Des traces de rouleau sur une peinture sèche se rattrapent en deux temps : un ponçage léger au grain fin (180 à 240) sur les surépaisseurs et les raccords marqués, un dépoussiérage, puis une nouvelle couche complète appliquée d’un angle à l’autre du mur — jamais une retouche locale, qui se verra encore plus que la trace d’origine.
C’est la mauvaise nouvelle à accepter tout de suite : une fois la peinture sèche, on ne « fond » plus une trace dans le film. La bonne nouvelle : la couche de rattrapage, bien appliquée, efface tout.
D’abord, identifier votre type de trace
| Type de trace | À quoi ça ressemble | Cause |
|---|---|---|
| Traces de reprise | Bandes verticales plus foncées ou plus brillantes | Rouleau repassé sur une zone semi-sèche |
| Surépaisseurs / cordons | Bourrelets au bord des passes | Rouleau trop chargé ou mal essoré, pression excessive |
| Nuages / zones claires | Différences d’opacité en lumière rasante | Couche trop mince, rouleau « tiré » en fin de charge |
| Peau d’orange marquée | Grain régulier prononcé | Manchon à poils trop longs pour une finition satinée |
Le rattrapage, étape par étape
- Attendez le séchage complet (au moins 24 h) : poncer un film mou fait des dégâts.
- Poncez léger les cordons et surépaisseurs au grain 180-240, à la main avec une cale, sans creuser. L’objectif est d’aplanir, pas de retirer la couche.
- Dépoussiérez (brosse, puis chiffon à peine humide, séchage).
- Repeignez le mur en entier, avec un rouleau adapté à la finition (poils 10-12 mm pour un mur satiné), en travaillant frais dans frais par bandes croisées et en terminant par un lissage vertical régulier sans appuyer.

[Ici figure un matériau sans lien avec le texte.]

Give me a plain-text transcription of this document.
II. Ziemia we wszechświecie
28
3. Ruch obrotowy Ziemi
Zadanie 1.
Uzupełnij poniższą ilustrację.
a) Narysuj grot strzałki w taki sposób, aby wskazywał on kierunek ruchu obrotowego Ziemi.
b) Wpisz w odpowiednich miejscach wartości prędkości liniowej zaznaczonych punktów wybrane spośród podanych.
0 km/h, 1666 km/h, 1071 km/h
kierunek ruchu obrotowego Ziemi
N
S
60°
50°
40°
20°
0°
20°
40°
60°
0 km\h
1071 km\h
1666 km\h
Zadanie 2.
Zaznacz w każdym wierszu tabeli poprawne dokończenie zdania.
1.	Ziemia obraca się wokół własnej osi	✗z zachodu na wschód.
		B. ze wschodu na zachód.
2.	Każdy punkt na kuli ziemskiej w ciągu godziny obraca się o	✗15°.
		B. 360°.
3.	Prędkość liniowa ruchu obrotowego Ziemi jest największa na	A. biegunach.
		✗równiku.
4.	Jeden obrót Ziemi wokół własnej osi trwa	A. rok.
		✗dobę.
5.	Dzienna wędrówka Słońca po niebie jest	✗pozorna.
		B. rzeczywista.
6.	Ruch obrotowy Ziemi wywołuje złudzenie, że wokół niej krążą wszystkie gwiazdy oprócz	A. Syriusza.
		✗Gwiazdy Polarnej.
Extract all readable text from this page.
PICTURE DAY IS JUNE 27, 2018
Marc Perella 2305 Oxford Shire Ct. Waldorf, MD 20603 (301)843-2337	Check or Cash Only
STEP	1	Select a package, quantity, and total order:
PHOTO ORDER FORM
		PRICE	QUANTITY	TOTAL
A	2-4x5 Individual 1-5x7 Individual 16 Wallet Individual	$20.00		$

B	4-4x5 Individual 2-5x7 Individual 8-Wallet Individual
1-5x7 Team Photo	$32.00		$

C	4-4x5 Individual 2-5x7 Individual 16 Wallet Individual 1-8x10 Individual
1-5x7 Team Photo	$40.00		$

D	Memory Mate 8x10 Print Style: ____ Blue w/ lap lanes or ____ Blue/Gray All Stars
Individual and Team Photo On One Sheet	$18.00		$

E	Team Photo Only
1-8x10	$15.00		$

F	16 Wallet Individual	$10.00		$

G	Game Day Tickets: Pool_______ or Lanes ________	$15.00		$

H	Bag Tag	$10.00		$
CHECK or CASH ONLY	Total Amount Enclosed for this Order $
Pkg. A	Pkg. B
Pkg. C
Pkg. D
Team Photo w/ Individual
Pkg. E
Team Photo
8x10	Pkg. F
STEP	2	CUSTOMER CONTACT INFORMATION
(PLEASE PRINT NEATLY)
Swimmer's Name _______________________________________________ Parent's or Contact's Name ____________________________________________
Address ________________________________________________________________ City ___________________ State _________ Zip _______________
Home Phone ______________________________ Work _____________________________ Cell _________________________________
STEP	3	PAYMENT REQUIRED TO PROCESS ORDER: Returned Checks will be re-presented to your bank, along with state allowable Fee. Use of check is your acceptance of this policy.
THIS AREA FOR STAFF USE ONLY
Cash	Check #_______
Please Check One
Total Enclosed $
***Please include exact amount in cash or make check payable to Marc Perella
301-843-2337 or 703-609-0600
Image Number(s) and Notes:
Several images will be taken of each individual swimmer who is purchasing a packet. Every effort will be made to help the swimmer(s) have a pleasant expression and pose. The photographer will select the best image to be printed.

Ne plus jamais avoir de traces : les 4 règles
1) Chargez le rouleau régulièrement et essorez-le sur la grille — ni gorgé, ni sec. 2) Travaillez par zones d’un mètre en croisant les passes, et terminez chaque zone par des passes verticales légères. 3) Ne revenez JAMAIS sur une zone qui commence à prendre : notez-la et rattrapez à la couche suivante. 4) Évitez les séchages express (soleil, courant d’air, pièce surchauffée), premiers responsables des raccords visibles.
Peut-on rattraper une trace avec une simple retouche locale ?
Presque jamais : la retouche crée une différence de brillance et d’épaisseur qui se voit en lumière rasante, surtout en finition satinée. Sur un mur mat, une micro-retouche peut passer ; ailleurs, refaites la couche complète.
Les traces peuvent-elles disparaître toutes seules en séchant ?
En partie, oui : une peinture fraîche se tend en séchant et certaines marques s’estompent en 24-48 h. Attendez le séchage complet avant de juger — et avant de poncer quoi que ce soit.
Le sens du dernier passage a-t-il une importance ?
Oui : terminez toujours par des passes parallèles dans le même sens (vertical sur un mur), sur toute la hauteur, rouleau à peine chargé. C’est ce lissage final qui unifie le rendu.
Un manchon premier prix peut-il causer des traces ?
Oui : poils qui se couchent, charge irrégulière, peluches dans le film. Le manchon est l’économie la plus chère du rayon peinture — prenez un polyamide de qualité, 10-12 mm pour les murs.